Eagle Graphite intends to expand the size of the private placement announced on December 22, 2017 (the “Placement”). Responding to strong demand for the Placement, the Company now intends to close on gross proceeds of up to $1,600,000 through the issuance of (i) 6,666,666 flow-through units (the “FT Units”) at a price of $0.03 per FT Unit, and (ii) up to 56,000,000 units (the “Units”) at a price of $0.025 per Unit. Each FT Unit consists of one flow-through common share and one-half of one common share purchase warrant (each whole warrant a “Warrant”). Each Unit consists of one common share and one Warrant. Each Warrant entitles the holder to acquire one common share of the Company at an exercise price of $0.05 per share before expiring 60 months after closing date. All securities issued are subject to a four month hold following closing.
To date the Company has closed on all of the FT Units, plus 24,640,000 Units, for aggregate gross proceeds of $816,000. The Company expects to close on any remaining Units within the next several days.
The Placement is being made subject to the grant of a discretionary waiver of the TSX Venture Exchange’s (“TSXV”) minimum $0.05 pricing requirement (the “Waiver”).
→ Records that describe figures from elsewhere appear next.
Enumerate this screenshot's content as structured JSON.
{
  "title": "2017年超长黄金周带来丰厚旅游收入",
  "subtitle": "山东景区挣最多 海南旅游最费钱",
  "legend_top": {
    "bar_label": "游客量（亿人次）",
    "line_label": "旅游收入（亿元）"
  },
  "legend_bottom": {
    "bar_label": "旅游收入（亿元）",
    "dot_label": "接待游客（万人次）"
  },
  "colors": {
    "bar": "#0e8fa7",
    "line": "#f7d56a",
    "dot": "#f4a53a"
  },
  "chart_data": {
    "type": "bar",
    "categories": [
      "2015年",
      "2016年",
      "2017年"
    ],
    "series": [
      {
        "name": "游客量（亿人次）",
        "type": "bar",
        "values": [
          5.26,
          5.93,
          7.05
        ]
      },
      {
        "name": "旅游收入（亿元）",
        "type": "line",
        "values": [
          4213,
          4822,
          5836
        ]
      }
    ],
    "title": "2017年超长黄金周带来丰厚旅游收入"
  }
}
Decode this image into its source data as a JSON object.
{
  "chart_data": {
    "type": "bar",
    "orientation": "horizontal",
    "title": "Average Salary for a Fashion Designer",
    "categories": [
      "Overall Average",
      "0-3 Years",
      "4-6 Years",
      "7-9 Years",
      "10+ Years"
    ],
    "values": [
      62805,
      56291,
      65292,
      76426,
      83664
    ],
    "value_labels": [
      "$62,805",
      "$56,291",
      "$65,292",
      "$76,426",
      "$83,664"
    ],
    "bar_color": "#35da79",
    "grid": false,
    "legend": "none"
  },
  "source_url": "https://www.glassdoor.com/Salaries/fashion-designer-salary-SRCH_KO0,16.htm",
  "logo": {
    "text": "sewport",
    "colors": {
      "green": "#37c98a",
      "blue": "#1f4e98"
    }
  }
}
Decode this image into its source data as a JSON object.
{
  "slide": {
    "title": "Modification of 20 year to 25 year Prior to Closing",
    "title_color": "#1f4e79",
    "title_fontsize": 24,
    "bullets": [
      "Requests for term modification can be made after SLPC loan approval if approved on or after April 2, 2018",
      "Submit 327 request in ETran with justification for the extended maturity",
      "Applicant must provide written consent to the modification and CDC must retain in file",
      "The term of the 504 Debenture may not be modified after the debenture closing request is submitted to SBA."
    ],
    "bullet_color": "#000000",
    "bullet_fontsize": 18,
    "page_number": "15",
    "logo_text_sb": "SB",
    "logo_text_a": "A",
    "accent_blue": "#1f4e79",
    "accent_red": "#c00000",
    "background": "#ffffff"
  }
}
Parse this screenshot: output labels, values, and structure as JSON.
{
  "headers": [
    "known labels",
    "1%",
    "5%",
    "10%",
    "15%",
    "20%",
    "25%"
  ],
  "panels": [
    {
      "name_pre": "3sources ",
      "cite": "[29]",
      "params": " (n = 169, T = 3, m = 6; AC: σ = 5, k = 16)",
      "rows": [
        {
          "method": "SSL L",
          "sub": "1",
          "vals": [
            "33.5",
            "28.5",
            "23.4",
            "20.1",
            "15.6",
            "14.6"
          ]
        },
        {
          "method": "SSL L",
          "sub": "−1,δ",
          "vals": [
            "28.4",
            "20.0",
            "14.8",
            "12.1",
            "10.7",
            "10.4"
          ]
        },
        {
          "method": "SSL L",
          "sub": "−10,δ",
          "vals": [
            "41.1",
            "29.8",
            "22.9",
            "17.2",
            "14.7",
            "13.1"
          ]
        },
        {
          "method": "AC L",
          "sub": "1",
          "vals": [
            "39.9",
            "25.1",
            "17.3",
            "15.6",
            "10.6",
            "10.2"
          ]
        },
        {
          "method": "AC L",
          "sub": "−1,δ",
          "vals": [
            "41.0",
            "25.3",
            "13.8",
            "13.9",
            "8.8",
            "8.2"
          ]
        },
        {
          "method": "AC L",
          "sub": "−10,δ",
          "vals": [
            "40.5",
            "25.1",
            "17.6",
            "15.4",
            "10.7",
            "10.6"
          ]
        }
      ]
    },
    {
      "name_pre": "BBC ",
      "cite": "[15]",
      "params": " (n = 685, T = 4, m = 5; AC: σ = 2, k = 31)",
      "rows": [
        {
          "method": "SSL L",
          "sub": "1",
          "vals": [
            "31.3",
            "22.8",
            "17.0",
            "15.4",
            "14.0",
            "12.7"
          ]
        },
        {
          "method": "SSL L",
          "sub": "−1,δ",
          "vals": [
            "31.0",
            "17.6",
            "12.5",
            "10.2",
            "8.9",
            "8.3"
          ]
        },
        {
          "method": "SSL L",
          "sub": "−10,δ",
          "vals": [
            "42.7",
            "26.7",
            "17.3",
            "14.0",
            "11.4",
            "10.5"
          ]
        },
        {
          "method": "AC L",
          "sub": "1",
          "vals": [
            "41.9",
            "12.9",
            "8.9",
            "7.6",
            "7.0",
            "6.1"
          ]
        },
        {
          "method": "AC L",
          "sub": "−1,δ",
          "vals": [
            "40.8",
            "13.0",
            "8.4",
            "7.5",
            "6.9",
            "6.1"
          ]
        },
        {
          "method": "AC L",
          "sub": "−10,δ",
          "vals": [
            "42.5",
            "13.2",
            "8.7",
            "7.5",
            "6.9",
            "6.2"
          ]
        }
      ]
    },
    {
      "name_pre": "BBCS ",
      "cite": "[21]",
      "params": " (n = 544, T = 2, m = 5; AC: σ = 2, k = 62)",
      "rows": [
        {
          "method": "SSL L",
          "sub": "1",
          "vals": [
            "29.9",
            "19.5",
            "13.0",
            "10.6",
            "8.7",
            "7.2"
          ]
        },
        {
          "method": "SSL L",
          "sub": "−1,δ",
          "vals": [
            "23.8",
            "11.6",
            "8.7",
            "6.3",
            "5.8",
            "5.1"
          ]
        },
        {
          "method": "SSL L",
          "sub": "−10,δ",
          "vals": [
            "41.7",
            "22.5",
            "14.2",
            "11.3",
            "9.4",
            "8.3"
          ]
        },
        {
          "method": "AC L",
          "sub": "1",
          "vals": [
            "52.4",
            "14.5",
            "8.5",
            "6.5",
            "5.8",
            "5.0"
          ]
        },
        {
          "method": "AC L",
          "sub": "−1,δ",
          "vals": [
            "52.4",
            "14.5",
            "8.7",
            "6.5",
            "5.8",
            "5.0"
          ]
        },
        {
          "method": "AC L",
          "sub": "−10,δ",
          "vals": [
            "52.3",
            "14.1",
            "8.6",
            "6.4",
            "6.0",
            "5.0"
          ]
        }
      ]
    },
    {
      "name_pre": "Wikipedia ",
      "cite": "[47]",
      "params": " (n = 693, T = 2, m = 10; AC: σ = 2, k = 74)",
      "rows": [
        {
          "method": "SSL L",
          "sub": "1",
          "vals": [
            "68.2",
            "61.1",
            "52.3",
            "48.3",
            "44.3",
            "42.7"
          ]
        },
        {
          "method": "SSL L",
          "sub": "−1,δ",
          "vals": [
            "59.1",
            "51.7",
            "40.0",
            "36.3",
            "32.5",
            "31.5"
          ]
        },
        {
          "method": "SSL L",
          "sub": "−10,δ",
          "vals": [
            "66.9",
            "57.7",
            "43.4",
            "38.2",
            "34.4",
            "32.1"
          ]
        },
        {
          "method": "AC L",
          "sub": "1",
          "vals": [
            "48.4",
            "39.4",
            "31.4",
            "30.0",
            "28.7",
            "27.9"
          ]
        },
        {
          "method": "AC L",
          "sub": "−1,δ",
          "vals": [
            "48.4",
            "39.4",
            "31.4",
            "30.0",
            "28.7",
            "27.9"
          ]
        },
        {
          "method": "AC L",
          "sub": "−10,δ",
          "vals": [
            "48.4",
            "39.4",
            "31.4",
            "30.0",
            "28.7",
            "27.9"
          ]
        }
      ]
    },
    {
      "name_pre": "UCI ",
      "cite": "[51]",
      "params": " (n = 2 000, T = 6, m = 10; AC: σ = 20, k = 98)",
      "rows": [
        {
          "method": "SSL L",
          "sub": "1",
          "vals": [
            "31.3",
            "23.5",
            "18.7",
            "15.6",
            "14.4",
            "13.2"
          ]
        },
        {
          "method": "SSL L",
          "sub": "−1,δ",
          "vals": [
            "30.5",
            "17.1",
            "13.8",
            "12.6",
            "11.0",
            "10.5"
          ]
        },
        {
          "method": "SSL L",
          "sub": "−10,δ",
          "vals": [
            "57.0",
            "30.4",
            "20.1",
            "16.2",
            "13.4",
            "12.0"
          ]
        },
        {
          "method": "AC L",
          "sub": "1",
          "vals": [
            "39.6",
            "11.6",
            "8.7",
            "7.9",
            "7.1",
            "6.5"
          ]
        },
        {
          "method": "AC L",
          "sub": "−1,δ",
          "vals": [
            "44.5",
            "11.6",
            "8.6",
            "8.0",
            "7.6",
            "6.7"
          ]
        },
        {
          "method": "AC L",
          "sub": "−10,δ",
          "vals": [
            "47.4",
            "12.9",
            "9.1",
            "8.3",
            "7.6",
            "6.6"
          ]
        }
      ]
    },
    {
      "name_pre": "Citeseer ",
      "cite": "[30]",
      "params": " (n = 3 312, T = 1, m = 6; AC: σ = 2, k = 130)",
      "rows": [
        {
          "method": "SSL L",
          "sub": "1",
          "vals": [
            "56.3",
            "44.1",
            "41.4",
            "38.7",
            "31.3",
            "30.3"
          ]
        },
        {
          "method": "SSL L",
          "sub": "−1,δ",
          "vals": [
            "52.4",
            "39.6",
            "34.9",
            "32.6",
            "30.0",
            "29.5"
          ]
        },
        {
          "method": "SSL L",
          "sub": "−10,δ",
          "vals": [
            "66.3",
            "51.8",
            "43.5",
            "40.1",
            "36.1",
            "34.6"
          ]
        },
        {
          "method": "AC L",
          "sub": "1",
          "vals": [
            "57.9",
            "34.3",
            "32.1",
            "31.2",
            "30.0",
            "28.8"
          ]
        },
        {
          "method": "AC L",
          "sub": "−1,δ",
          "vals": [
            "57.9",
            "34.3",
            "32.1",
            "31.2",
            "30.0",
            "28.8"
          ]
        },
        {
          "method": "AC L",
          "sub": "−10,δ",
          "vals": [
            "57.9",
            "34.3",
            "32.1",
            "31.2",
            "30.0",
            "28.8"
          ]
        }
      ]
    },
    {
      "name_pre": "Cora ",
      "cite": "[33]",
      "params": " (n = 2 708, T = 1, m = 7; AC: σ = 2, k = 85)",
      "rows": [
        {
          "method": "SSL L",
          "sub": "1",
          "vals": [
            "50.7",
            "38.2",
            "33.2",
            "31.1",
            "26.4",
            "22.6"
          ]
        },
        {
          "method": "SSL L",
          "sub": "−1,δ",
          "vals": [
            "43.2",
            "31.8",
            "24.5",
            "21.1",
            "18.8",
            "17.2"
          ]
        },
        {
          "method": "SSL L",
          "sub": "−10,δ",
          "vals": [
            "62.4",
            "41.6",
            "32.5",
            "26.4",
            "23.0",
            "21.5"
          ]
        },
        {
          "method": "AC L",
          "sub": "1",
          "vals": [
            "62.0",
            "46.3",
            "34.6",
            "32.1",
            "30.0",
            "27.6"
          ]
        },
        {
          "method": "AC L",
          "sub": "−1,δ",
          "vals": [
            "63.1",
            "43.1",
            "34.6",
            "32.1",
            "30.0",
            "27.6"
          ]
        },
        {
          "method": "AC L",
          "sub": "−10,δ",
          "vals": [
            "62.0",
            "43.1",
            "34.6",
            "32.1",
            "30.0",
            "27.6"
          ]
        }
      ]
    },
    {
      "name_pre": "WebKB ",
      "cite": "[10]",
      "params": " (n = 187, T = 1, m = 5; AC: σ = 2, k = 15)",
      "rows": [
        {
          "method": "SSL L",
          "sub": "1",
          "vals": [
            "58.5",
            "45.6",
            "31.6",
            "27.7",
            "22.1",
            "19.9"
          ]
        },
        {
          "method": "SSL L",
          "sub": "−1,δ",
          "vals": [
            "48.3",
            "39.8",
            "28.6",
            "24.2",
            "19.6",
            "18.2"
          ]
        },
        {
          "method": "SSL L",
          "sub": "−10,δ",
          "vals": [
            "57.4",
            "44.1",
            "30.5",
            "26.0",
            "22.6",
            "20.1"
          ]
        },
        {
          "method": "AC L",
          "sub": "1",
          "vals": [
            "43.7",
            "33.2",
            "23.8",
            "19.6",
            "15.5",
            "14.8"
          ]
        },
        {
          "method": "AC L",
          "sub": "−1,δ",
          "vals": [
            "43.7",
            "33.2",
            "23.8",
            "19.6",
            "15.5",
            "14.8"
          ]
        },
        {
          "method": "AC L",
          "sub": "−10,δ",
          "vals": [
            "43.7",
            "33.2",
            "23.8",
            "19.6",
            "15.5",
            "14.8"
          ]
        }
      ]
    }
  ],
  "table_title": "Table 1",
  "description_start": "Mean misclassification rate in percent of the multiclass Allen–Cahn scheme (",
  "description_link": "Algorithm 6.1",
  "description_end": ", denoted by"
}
With respect to the Waiver, the Company intends to conduct a share consolidation of its outstanding Common Shares on the basis of a minimum of one (1) post-consolidation Common Share for each nine (9) pre-consolidation Common Shares (the “Consolidation”). The Company will seek shareholder approval for the Consolidation at the earlier of the Company’s next annual general meeting and six months from the completion of the Placement, and will give effect to the Consolidation in as expeditious a manner as is possible after receiving requisite shareholder approval. The Company has obtained written confirmation from shareholders holding a majority of the outstanding shares (post-financing) that they will vote in favour of the Consolidation.
Net proceeds from the Placement will fund exploration work and general and administrative activities. Closing of the Placement is subject to TSXV approval.